Attendu que vous cautionnez les diktats imposés par le scientifique, bien qu’ils soient
souvent issus de l’incertitude et de l’ignorance, mais aussi parce que l’action politique repose sur
une administration centrale qui se surprotège par un impressionnant déploiement de parapluies
issus du principe de précaution, permettez-moi de vous dire, en rechaussant mes bottes
d’ostréiculteur, que j’ai le sentiment que vous, l’Etat, embarquez la conchyliculture française dans
un vortex sans fond dont elle sortira déstructurée, n’élevant plus noblement mais fabricant
industriellement une marchandise standardisée, fade et ordinaire.
En voilà assez ! C’est avec des sentiments d’exaspération, de saturation et une certaine
désespérance que je quitte mon mandat et refuse de continuer à cautionner ce cheminement que
je juge dévastateur.
Sans doute n’ai-je pas su être suffisamment pugnace et intransigeant.
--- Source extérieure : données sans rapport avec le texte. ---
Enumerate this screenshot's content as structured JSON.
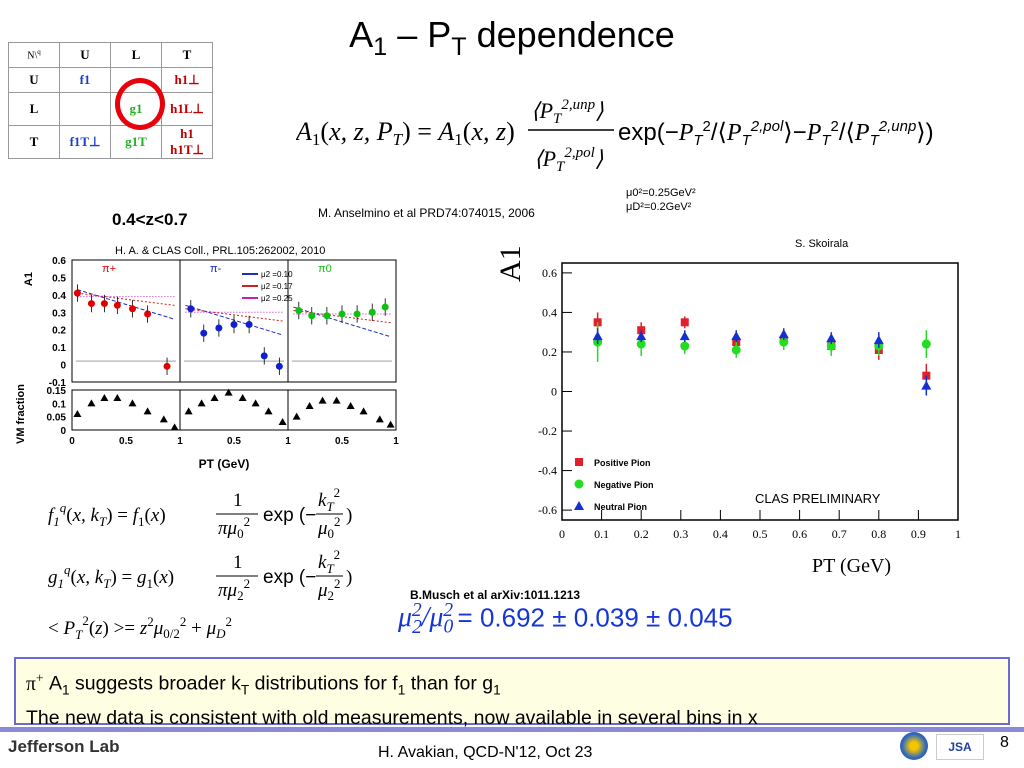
{
  "slide": {
    "title_parts": [
      "A",
      "1",
      " – P",
      "T",
      " dependence"
    ],
    "page_number": "8",
    "footer": "H. Avakian, QCD-N'12,  Oct 23",
    "logo_text": "Jefferson Lab"
  },
  "tmd_table": {
    "corner": [
      "N",
      "q"
    ],
    "columns": [
      "U",
      "L",
      "T"
    ],
    "rows": [
      {
        "label": "U",
        "cells": [
          "f1",
          "",
          "h1⊥"
        ]
      },
      {
        "label": "L",
        "cells": [
          "",
          "g1",
          "h1L⊥"
        ]
      },
      {
        "label": "T",
        "cells": [
          "f1T⊥",
          "g1T",
          "h1  h1T⊥"
        ]
      }
    ]
  },
  "texts": {
    "reference1": "M. Anselmino et al PRD74:074015, 2006",
    "mu0": "μ0²=0.25GeV²",
    "muD": "μD²=0.2GeV²",
    "z_range": "0.4<z<0.7",
    "reference2": "H. A. & CLAS Coll., PRL.105:262002, 2010",
    "author": "S. Skoirala",
    "reference3": "B.Musch et al arXiv:1011.1213",
    "result": "= 0.692 ± 0.039 ± 0.045",
    "note_line1_a": " A",
    "note_line1_b": " suggests  broader k",
    "note_line1_c": " distributions for f",
    "note_line1_d": " than for g",
    "note_line2": "The new data is consistent with old measurements, now available in several bins in x"
  },
  "chart_data": [
    {
      "type": "scatter",
      "title": "",
      "xlabel": "PT (GeV)",
      "ylabel": "A1",
      "xlim": [
        0,
        1
      ],
      "ylim": [
        -0.65,
        0.65
      ],
      "xticks": [
        0,
        0.1,
        0.2,
        0.3,
        0.4,
        0.5,
        0.6,
        0.7,
        0.8,
        0.9,
        1
      ],
      "yticks": [
        -0.6,
        -0.4,
        -0.2,
        0,
        0.2,
        0.4,
        0.6
      ],
      "annotation": "CLAS PRELIMINARY",
      "legend_position": "bottom-left",
      "series": [
        {
          "name": "Positive Pion",
          "color": "#e0202a",
          "marker": "square",
          "x": [
            0.09,
            0.2,
            0.31,
            0.44,
            0.56,
            0.68,
            0.8,
            0.92
          ],
          "y": [
            0.35,
            0.31,
            0.35,
            0.25,
            0.26,
            0.23,
            0.21,
            0.08
          ],
          "err": [
            0.05,
            0.04,
            0.03,
            0.04,
            0.04,
            0.04,
            0.05,
            0.06
          ]
        },
        {
          "name": "Negative Pion",
          "color": "#22dd22",
          "marker": "circle",
          "x": [
            0.09,
            0.2,
            0.31,
            0.44,
            0.56,
            0.68,
            0.8,
            0.92
          ],
          "y": [
            0.25,
            0.24,
            0.23,
            0.21,
            0.25,
            0.23,
            0.23,
            0.24
          ],
          "err": [
            0.1,
            0.06,
            0.04,
            0.04,
            0.04,
            0.05,
            0.05,
            0.07
          ]
        },
        {
          "name": "Neutral Pion",
          "color": "#1530d0",
          "marker": "triangle",
          "x": [
            0.09,
            0.2,
            0.31,
            0.44,
            0.56,
            0.68,
            0.8,
            0.92
          ],
          "y": [
            0.28,
            0.28,
            0.28,
            0.28,
            0.29,
            0.27,
            0.26,
            0.03
          ],
          "err": [
            0.04,
            0.03,
            0.03,
            0.03,
            0.03,
            0.03,
            0.04,
            0.05
          ]
        }
      ]
    },
    {
      "type": "scatter",
      "title": "",
      "xlabel": "PT (GeV)",
      "ylabel": "A1",
      "panels": [
        "π+",
        "π-",
        "π0"
      ],
      "ylim": [
        -0.1,
        0.6
      ],
      "yticks": [
        -0.1,
        0,
        0.1,
        0.2,
        0.3,
        0.4,
        0.5,
        0.6
      ],
      "xticks": [
        0,
        0.5,
        1
      ],
      "legend": [
        "μ2 =0.10",
        "μ2 =0.17",
        "μ2 =0.25"
      ],
      "series": [
        {
          "name": "π+",
          "color": "#e00000",
          "x": [
            0.05,
            0.18,
            0.3,
            0.42,
            0.56,
            0.7,
            0.88
          ],
          "y": [
            0.41,
            0.35,
            0.35,
            0.34,
            0.32,
            0.29,
            -0.01
          ]
        },
        {
          "name": "π-",
          "color": "#1020d0",
          "x": [
            0.1,
            0.22,
            0.36,
            0.5,
            0.64,
            0.78,
            0.92
          ],
          "y": [
            0.32,
            0.18,
            0.21,
            0.23,
            0.23,
            0.05,
            -0.01
          ]
        },
        {
          "name": "π0",
          "color": "#10c010",
          "x": [
            0.1,
            0.22,
            0.36,
            0.5,
            0.64,
            0.78,
            0.9
          ],
          "y": [
            0.31,
            0.28,
            0.28,
            0.29,
            0.29,
            0.3,
            0.33
          ]
        }
      ]
    },
    {
      "type": "scatter",
      "title": "",
      "xlabel": "PT (GeV)",
      "ylabel": "VM fraction",
      "ylim": [
        0,
        0.15
      ],
      "yticks": [
        0,
        0.05,
        0.1,
        0.15
      ],
      "series": [
        {
          "name": "",
          "color": "#000000",
          "marker": "triangle",
          "x": [
            0.05,
            0.18,
            0.3,
            0.42,
            0.56,
            0.7,
            0.85,
            0.95,
            0.08,
            0.2,
            0.32,
            0.45,
            0.58,
            0.7,
            0.82,
            0.95,
            0.08,
            0.2,
            0.32,
            0.45,
            0.58,
            0.7,
            0.85,
            0.95
          ],
          "y": [
            0.06,
            0.1,
            0.12,
            0.12,
            0.1,
            0.07,
            0.04,
            0.01,
            0.07,
            0.1,
            0.12,
            0.14,
            0.12,
            0.1,
            0.07,
            0.03,
            0.05,
            0.09,
            0.11,
            0.11,
            0.09,
            0.07,
            0.04,
            0.02
          ]
        }
      ]
    }
  ]
}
Sans doute que le
CNC n’était pas suffisamment équipé pour faire face aux grands défis auxquels la totalité des
composantes de la filière était confrontée.
Je crois qu’aujourd’hui le CNC est suffisamment doté et adapté pour mener à bien ses
missions, mais que les blocages extérieurs persistent. Il m’apparait donc salutaire qu’un autre
Président en prenne les commandes et donne le cap.
C’est pourquoi je vous présente ma démission avec effet au prochain conseil du CNC qui
devrait se tenir le 19 juin 2013. Ce délai nous accorde un temps suffisant pour procéder à une
nouvelle désignation et me permettra, avant de quitter la présidence, de procéder à la présentation
pour validation d’une part des comptes de l’exercice 2012 et d’autre part des modifications de l’état
prévisionnel des produits et charges du premier semestre conformément aux délibérations prises
lors du conseil du 5 décembre dernier, puis que soit organisé le vote désignant le candidat à la
présidence du CNC qui vous sera proposé.
Je vous prie d’agréer, Monsieur le Ministre, l’expression de ma très haute considération.